Подбор оптимальных условий проведения цепной реакции синтеза ДНК при идентификации мутаций в 12-м экзоне гена фенилаланингидроксилазы человека

Abstract

Описаны условия проведения реакции амплификации ДНК для определения мутаций в 12-м экзоне гена фенилаланингидроксилазы (ФАГид). Указано на необходимость оптимизации условий реакции. Подчеркивается последовательность составления реакционной смеси, при этом праймеры, фермент и трифосфаты следует добавлять после денатурации ДНК. ДНК можно выделять не только из цельной крови больных фенилкетонурией (ФКУ), но и из сухих пятен крови на фильтровальной бумаге. В результате амплификации образуется фрагмент гена ФАГид длиной 245 пар оснований (п. о.), несущий мутации. Последующая дот-гибридизация с мутантними мечеными зондами позволяет определить гетерозиготное носительство у здоровых членов семей.

Описано умови проведення реакції ампліфікації ДНК для визначення мутацій у 12-му екзоні гена фенілаланінгідроксилази (ФАГід). Вказано на необхідність оптимізації умов реакції. Підкреслюється важливість послідовності складання реакційній суміші, при цьому праймери, фермент і трифосфати слід додавати після денатурації ДНК. ДНК можна виділяти не тільки з цільної крові хворих на фенілкетонурію (ФКУ), а й із сухих плям крові на фільтрувальному папері. В результаті ампліфікації утворюється фрагмент гена ФАГід довжиною 245 пар основ, що несе мутації. Подальша дот-гібридизація з мутантними міченими зондами дозволяє визначити гетерозиготне носійство у здорових членів сімей.

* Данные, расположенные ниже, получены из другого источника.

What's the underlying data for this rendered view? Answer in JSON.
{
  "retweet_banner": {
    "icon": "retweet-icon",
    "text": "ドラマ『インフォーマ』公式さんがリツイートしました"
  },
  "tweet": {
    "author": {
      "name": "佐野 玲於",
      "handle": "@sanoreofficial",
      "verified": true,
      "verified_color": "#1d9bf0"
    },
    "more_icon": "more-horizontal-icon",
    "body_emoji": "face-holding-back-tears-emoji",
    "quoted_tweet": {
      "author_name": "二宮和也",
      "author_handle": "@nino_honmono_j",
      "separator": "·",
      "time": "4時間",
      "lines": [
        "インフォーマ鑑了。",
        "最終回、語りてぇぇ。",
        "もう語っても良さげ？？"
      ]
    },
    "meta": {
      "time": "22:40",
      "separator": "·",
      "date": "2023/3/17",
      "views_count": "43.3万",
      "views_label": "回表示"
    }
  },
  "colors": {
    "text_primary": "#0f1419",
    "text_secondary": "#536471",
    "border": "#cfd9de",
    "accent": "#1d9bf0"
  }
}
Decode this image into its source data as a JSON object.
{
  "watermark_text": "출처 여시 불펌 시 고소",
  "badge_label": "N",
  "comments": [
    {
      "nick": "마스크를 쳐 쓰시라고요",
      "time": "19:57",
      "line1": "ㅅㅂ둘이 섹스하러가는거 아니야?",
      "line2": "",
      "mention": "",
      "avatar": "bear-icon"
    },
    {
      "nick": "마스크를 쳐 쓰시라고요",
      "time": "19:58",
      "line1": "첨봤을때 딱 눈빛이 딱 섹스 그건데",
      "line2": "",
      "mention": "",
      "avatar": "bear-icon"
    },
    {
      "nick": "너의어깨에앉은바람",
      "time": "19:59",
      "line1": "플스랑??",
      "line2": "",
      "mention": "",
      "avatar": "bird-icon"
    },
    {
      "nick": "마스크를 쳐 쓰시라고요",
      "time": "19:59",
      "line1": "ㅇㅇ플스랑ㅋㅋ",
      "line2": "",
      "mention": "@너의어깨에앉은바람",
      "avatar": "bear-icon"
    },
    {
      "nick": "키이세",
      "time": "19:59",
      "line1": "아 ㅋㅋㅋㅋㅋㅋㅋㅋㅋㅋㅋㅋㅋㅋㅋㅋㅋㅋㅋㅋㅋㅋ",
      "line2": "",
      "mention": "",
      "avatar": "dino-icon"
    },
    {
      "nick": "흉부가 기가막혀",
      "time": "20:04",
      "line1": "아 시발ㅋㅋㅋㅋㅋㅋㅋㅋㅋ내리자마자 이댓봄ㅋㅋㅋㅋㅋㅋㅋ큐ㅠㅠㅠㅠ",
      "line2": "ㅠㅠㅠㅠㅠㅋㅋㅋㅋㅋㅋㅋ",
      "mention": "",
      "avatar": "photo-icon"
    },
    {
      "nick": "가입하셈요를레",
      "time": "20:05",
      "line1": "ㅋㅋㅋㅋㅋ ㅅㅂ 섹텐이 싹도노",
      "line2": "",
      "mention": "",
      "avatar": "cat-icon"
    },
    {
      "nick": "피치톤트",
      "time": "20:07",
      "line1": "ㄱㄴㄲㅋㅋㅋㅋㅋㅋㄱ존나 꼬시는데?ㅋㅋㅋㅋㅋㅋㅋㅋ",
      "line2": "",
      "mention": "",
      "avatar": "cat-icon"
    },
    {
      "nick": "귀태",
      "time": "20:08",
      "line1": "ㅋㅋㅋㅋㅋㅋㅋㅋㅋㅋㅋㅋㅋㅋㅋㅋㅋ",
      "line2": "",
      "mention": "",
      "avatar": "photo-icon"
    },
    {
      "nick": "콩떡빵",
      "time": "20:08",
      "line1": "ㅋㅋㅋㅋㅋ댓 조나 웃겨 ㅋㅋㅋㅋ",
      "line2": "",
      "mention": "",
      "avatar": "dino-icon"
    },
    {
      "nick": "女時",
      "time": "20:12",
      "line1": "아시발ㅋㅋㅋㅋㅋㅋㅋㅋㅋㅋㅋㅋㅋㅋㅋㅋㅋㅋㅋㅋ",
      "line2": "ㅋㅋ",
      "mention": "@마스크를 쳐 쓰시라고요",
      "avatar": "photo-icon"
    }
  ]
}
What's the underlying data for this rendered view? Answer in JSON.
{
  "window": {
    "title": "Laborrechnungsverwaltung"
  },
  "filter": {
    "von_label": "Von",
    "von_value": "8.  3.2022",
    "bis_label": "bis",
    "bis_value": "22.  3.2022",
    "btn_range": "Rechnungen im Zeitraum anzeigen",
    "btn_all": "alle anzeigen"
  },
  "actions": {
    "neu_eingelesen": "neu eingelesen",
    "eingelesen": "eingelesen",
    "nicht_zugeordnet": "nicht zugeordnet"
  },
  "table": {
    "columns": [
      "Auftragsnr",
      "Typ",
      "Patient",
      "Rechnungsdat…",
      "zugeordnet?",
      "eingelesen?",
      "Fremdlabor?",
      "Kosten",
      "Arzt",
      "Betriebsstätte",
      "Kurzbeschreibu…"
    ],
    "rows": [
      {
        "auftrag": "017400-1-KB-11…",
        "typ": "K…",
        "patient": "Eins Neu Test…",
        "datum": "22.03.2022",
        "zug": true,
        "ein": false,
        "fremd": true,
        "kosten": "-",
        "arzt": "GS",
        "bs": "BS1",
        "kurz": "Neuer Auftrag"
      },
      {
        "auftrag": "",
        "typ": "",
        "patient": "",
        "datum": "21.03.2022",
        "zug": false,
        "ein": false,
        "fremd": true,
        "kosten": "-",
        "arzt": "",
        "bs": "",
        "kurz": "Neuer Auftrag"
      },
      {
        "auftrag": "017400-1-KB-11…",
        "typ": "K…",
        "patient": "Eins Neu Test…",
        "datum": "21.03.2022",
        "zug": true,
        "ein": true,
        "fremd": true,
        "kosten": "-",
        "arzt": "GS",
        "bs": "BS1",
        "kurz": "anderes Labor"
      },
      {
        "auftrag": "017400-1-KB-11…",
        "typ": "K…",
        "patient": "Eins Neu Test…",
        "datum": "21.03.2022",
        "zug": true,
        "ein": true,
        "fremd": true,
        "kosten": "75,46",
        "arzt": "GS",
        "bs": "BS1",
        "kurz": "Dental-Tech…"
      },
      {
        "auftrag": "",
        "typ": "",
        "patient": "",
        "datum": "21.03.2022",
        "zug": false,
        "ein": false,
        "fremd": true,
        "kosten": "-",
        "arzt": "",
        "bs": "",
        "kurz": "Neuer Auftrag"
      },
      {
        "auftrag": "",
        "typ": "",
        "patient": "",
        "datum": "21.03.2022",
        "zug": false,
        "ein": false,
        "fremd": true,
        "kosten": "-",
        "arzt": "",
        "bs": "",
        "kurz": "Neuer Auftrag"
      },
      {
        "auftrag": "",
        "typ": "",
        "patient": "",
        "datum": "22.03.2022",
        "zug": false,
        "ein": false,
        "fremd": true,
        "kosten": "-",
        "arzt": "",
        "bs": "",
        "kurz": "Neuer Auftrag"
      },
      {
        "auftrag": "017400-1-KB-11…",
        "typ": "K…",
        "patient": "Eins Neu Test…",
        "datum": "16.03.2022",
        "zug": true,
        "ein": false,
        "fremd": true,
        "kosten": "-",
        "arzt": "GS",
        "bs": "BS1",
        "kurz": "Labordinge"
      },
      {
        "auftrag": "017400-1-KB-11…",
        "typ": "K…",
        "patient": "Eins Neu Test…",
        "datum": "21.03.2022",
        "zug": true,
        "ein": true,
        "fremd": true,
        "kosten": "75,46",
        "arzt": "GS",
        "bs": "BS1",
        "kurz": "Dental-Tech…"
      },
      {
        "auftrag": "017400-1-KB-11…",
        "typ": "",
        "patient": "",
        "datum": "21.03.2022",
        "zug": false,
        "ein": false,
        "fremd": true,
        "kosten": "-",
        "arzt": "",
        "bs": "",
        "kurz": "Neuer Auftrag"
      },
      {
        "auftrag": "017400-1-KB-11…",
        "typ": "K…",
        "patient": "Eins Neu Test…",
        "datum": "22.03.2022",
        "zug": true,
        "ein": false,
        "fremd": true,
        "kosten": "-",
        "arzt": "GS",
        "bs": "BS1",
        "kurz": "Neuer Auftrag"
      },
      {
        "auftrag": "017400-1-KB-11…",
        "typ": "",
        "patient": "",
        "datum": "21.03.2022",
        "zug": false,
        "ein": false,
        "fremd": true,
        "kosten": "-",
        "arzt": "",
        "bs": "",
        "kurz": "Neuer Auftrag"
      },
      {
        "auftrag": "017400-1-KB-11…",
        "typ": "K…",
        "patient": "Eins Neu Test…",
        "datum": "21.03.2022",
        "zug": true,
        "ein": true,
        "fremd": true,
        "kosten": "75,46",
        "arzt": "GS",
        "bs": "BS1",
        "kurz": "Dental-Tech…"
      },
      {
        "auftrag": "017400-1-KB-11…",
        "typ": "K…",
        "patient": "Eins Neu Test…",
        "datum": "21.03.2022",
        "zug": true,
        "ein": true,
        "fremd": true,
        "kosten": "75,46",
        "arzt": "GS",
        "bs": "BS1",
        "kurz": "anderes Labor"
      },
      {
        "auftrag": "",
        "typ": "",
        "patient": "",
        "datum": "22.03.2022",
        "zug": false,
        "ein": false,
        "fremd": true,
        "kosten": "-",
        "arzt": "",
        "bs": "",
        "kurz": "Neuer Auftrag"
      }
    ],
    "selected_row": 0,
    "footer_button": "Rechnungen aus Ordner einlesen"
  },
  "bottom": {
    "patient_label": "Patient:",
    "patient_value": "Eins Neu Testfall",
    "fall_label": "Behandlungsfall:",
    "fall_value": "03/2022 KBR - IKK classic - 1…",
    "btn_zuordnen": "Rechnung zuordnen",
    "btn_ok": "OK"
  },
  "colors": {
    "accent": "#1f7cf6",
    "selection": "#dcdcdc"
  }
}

The conditions of the amplification procedure for region of gene of human phenylalanine hydroxylase with some PKU mutations were elaborated. Genomic DNA of PKU-palients was isolated from whole blood and from dry blood spots on filter paper. The concentration of EDTA must be low to prevent inhibition of the reaction. It is necessary to perform dot-hybridization of amplificational sample with mutant DNA-probes for identification of mutations and rapid carrier testing.